Hallo lagi mas Hudaya, 
Senang mendapat tanggapan anda.  Disamping itu, sayapun jadi mengenal 
anda, nggak tahu kalau anda ternyata Ekek XIII, berarti kakak angkatan 
saya.

Melihat subject email anda adalah tanggapan buat saya, tadinya saya mau 
balas langsung ke japri anda, .  Tapi, karena anda menanggapi saya secara 
terbuka, maka saya pikir, saya akan menanggapi juga dulu deh secara 
terbuka.  Nanti kalau ada kebutuhan untuk diskusi lanjut, barangkali dapat 
kita lakukan diantara kita saja, kecuali kalau rekan2 yang lain ingin 
saling bertukar pikiran juga.

Saya coba menanggapi pernyataan2 anda ya mas Hudaya.

>Ah Mas Herman ini.., maaf ......kalau diperhatikan, Mas Herman kok sangat
>"naif"  sekali  tentang agama,dan kelihatannya  memang "cenderung" 
apriori

Oo saya terkesan naif ya.  Yah, barangkali karena saya terlalu 
menyederhanakan masalah ya, dengan mengatakan bahwa kalau sehabis 
melanggar hukum lalu beramal ibadah, maka segala dosa dihapuskan, dst., 
dst.  Saya tahu ini pernyataan yang tidak benar, karena bukan yang begini 
yang diajarkan oleh agama bukan?  Tapi, yang banyak terjadi di negeri kita 
ini kan ya seperti itu?  Kita nggak bisa lagi membedakan mana amal ibadah 
yg murni dan mana yang kotor.  Dan ini sudah berpuluh2 tahun terjadi. 
Melanggar hukum iya, melakukan amal ibadah dan saling nasihat menasihati 
dalam hal keimanan juga iya.  Secara umum kelihatannya kan begitu, persis 
seperti contoh yang rekan Rizal Ahmad tulis:  "...Bagaimana mungkin mereka mencoba 
menulis tentang hukum dan norma 
tetapi sekaligus melanggarnya."

Lantas, apa yang musti kita semua lakukan untuk menyembuhkan penyakit 
'berkepribadian ganda' itu?  Karena Indonesia adalah negara republik yg 
berdasarkan konstitusi, maka saya berkesimpulan bahwa hanya hukumlah yang 
dapat dijadikan sebagai obatnya, disamping karena hukum Tuhan toch 
ternyata nggak mempan juga, padahal gereja, mesjid, candi, kelenteng, 
vihara ada dimana-mana.  Tapi karena sistem hukum kita ternyata 
'carut-marut', segala lubang dan celah dicari-cari agar hukum itu dapat 
terus menerus dilanggar, maka alih alih dapat dijadikan sebagai obat 
mujarab, malah kita membutuhkan orang2 yang punya nyali untuk dapat 
meluruskan pelaksanaan hukum itu.  Ditengah carut marutnya sistem hukum 
itu, kita pada sisi lain, dari hari kehari, semakin dibanjiri oleh 
pelbagai macam siraman rohani.  'Berjalanlah di jalan yang benar, 
sucikanlah hati dan pikiranmu, berbicaralah yang baik2 saja, 
berperilakulah yang baik2 saja, maafkanlah mereka , doakanlah mereka, 
takutlah hanya kepada Tuhan saja, dst., dst".

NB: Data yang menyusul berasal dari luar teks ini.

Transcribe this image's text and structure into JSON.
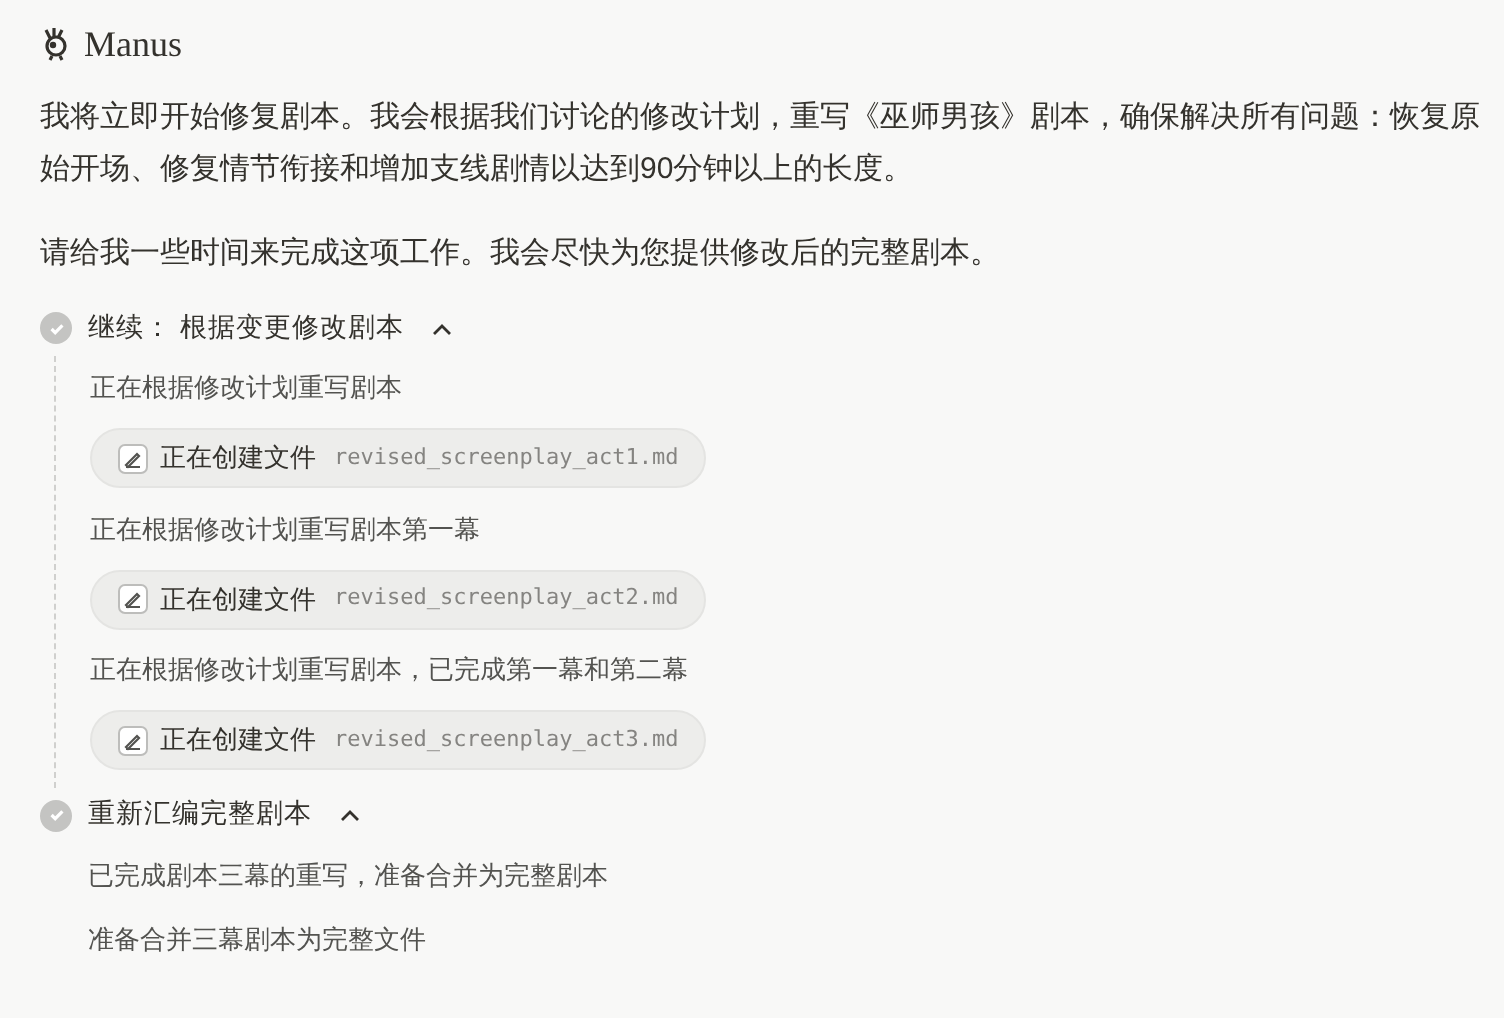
{
  "header": {
    "title": "Manus"
  },
  "paragraphs": [
    "我将立即开始修复剧本。我会根据我们讨论的修改计划，重写《巫师男孩》剧本，确保解决所有问题：恢复原始开场、修复情节衔接和增加支线剧情以达到90分钟以上的长度。",
    "请给我一些时间来完成这项工作。我会尽快为您提供修改后的完整剧本。"
  ],
  "steps": [
    {
      "title": "继续：  根据变更修改剧本",
      "done": true,
      "expanded": true,
      "items": [
        {
          "kind": "text",
          "text": "正在根据修改计划重写剧本"
        },
        {
          "kind": "file",
          "action": "正在创建文件",
          "file": "revised_screenplay_act1.md"
        },
        {
          "kind": "text",
          "text": "正在根据修改计划重写剧本第一幕"
        },
        {
          "kind": "file",
          "action": "正在创建文件",
          "file": "revised_screenplay_act2.md"
        },
        {
          "kind": "text",
          "text": "正在根据修改计划重写剧本，已完成第一幕和第二幕"
        },
        {
          "kind": "file",
          "action": "正在创建文件",
          "file": "revised_screenplay_act3.md"
        }
      ]
    },
    {
      "title": "重新汇编完整剧本",
      "done": true,
      "expanded": true,
      "items": [
        {
          "kind": "text",
          "text": "已完成剧本三幕的重写，准备合并为完整剧本"
        },
        {
          "kind": "text",
          "text": "准备合并三幕剧本为完整文件"
        }
      ]
    }
  ]
}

Yaa, tentu bagus siraman rohani itu.  Tapi, apakah ini dapat memecahkan 
persoalan yang kita hadapi saat ini sebagai bangsa?   Apakah ia dapat 
memecahkan masalah sistem hukum yang carut marut itu?

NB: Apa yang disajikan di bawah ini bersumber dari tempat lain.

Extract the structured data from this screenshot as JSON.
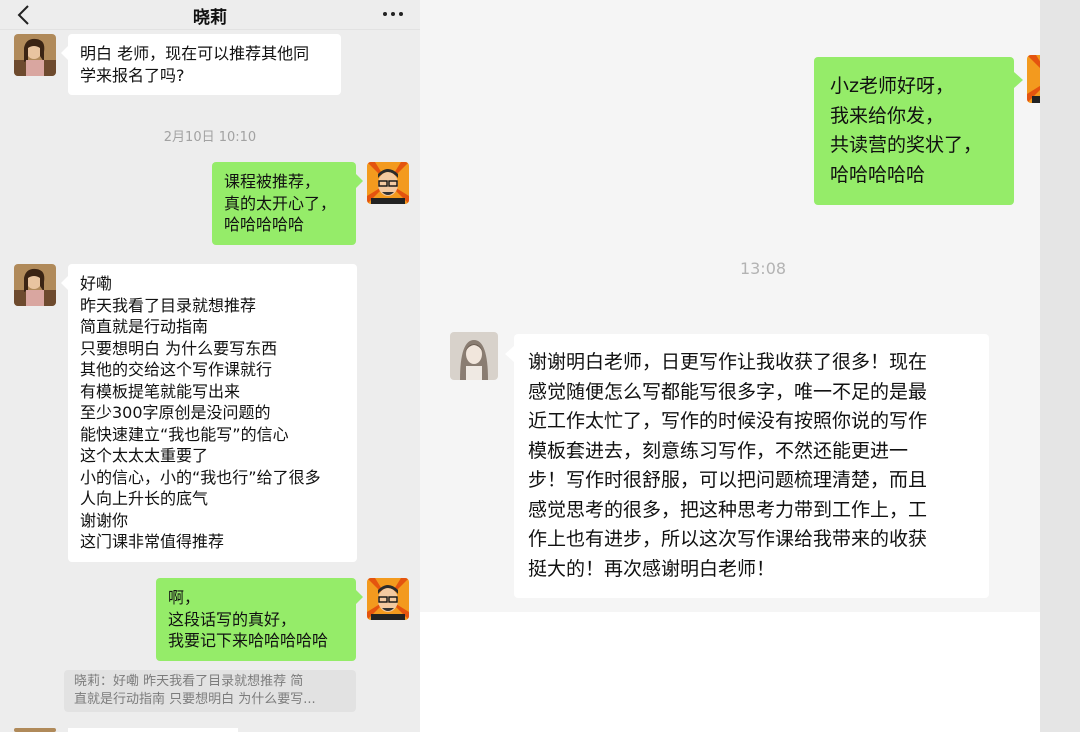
{
  "header": {
    "back_icon": "chevron-left-icon",
    "title": "晓莉",
    "more_label": "···"
  },
  "left_chat": {
    "messages": [
      {
        "sender": "晓莉",
        "side": "left",
        "text": "明白 老师，现在可以推荐其他同\n学来报名了吗?"
      },
      {
        "type": "timestamp",
        "text": "2月10日 10:10"
      },
      {
        "sender": "me",
        "side": "right",
        "text": "课程被推荐，\n真的太开心了，\n哈哈哈哈哈"
      },
      {
        "sender": "晓莉",
        "side": "left",
        "text": "好嘞\n昨天我看了目录就想推荐\n简直就是行动指南\n只要想明白 为什么要写东西\n其他的交给这个写作课就行\n有模板提笔就能写出来\n至少300字原创是没问题的\n能快速建立“我也能写”的信心\n这个太太太重要了\n小的信心，小的“我也行”给了很多\n人向上升长的底气\n谢谢你\n这门课非常值得推荐"
      },
      {
        "sender": "me",
        "side": "right",
        "text": "啊，\n这段话写的真好，\n我要记下来哈哈哈哈哈"
      }
    ],
    "quote": {
      "line1": "晓莉：好嘞 昨天我看了目录就想推荐 简",
      "line2": "直就是行动指南 只要想明白 为什么要写..."
    }
  },
  "right_chat": {
    "messages": [
      {
        "sender": "me",
        "side": "right",
        "text": "小z老师好呀，\n我来给你发，\n共读营的奖状了，\n哈哈哈哈哈"
      },
      {
        "type": "timestamp",
        "text": "13:08"
      },
      {
        "sender": "student",
        "side": "left",
        "text": "谢谢明白老师，日更写作让我收获了很多！现在\n感觉随便怎么写都能写很多字，唯一不足的是最\n近工作太忙了，写作的时候没有按照你说的写作\n模板套进去，刻意练习写作，不然还能更进一\n步！写作时很舒服，可以把问题梳理清楚，而且\n感觉思考的很多，把这种思考力带到工作上，工\n作上也有进步，所以这次写作课给我带来的收获\n挺大的！再次感谢明白老师！"
      }
    ]
  },
  "colors": {
    "chat_bg": "#ededed",
    "green_bubble": "#95ec69",
    "white_bubble": "#ffffff",
    "timestamp_text": "#a2a2a2"
  }
}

Karena saya mengeluarkan kata sindirian yang seolah2 memojokkan agama dan 
terkesan naif itu, maka andapun menduga saya apriori terhadap agama. Kalau 
boleh saya jawab, saya nggak pernah apriori terhadap agama, mas Hudaya. 
Tapi, saya memang tidak mudah percaya sama orang2 yang dengan dalih agama 
mencoba mempengaruhi dan/atau mengintimidasi orang lain.  Kita sudah lihat 
sendiri, nggak sedikit orang2 yang berkedok 'ulama' itu ternyata menjilat 
ludahnya sendiri.  Saya bependapat, bahwa agama tidak jelek dan jahat, 
akan tetapi, manusia yang menginterpretasikan dan menyebar luaskan agama 
itulah yang berpotensi membuat agama itu terkesan jelek dan jahat. 
Terhadap segala kesengsaraan yang kita derita itu, manusialah yang 
seringkali menjadi penyebab utamanya, diluar bencana alam.  Manusialah 
yang berpotensi memperbodoh, memperbudak, menipu daya, menyengsarakan dan 
menginjak-injak hak azasi manusia, bukan agama!

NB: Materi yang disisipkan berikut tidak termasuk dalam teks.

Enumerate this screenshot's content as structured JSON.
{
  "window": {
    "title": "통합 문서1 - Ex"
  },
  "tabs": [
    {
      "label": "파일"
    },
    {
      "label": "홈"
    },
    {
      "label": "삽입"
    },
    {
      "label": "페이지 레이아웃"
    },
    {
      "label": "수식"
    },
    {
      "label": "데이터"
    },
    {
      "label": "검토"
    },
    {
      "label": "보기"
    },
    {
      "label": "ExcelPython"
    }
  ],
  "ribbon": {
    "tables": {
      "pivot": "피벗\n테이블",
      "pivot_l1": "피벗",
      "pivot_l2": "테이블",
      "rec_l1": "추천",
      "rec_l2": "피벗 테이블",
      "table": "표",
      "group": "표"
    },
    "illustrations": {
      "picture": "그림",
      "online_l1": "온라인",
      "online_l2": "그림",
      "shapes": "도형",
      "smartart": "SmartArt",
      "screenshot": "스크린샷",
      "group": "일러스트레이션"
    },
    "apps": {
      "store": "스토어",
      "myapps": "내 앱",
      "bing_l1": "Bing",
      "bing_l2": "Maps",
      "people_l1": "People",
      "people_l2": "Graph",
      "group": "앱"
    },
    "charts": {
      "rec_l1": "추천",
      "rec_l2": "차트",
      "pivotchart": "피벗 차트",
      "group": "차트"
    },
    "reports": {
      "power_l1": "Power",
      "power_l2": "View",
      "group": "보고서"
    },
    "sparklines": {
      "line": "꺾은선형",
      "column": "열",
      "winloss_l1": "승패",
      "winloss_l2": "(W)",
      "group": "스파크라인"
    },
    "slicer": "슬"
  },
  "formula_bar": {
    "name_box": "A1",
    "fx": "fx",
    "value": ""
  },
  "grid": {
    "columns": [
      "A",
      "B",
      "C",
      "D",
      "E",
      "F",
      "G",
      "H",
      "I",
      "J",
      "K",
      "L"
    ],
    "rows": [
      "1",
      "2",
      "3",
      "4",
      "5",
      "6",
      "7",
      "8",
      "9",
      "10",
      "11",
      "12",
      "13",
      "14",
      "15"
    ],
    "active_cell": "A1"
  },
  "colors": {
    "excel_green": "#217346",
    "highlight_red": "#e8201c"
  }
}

Ini ternyata cocok dengan temuan pak ABS yang berbunyi: 'Soal korupsi dan tindakan 
melanggar hukum lainnya, menurut statistik 
tidak ada hubungannya dengan agama. Secara relatif proportional, tingkat 
korupsi makin parah terjadi di negara-negara miskin. Makin miskin sebuah 
negara, relatif makin tinggi tingkat korupsi nya dan tentunya proporsional 
dengan tingkat pelanggaran hukum lainnya'.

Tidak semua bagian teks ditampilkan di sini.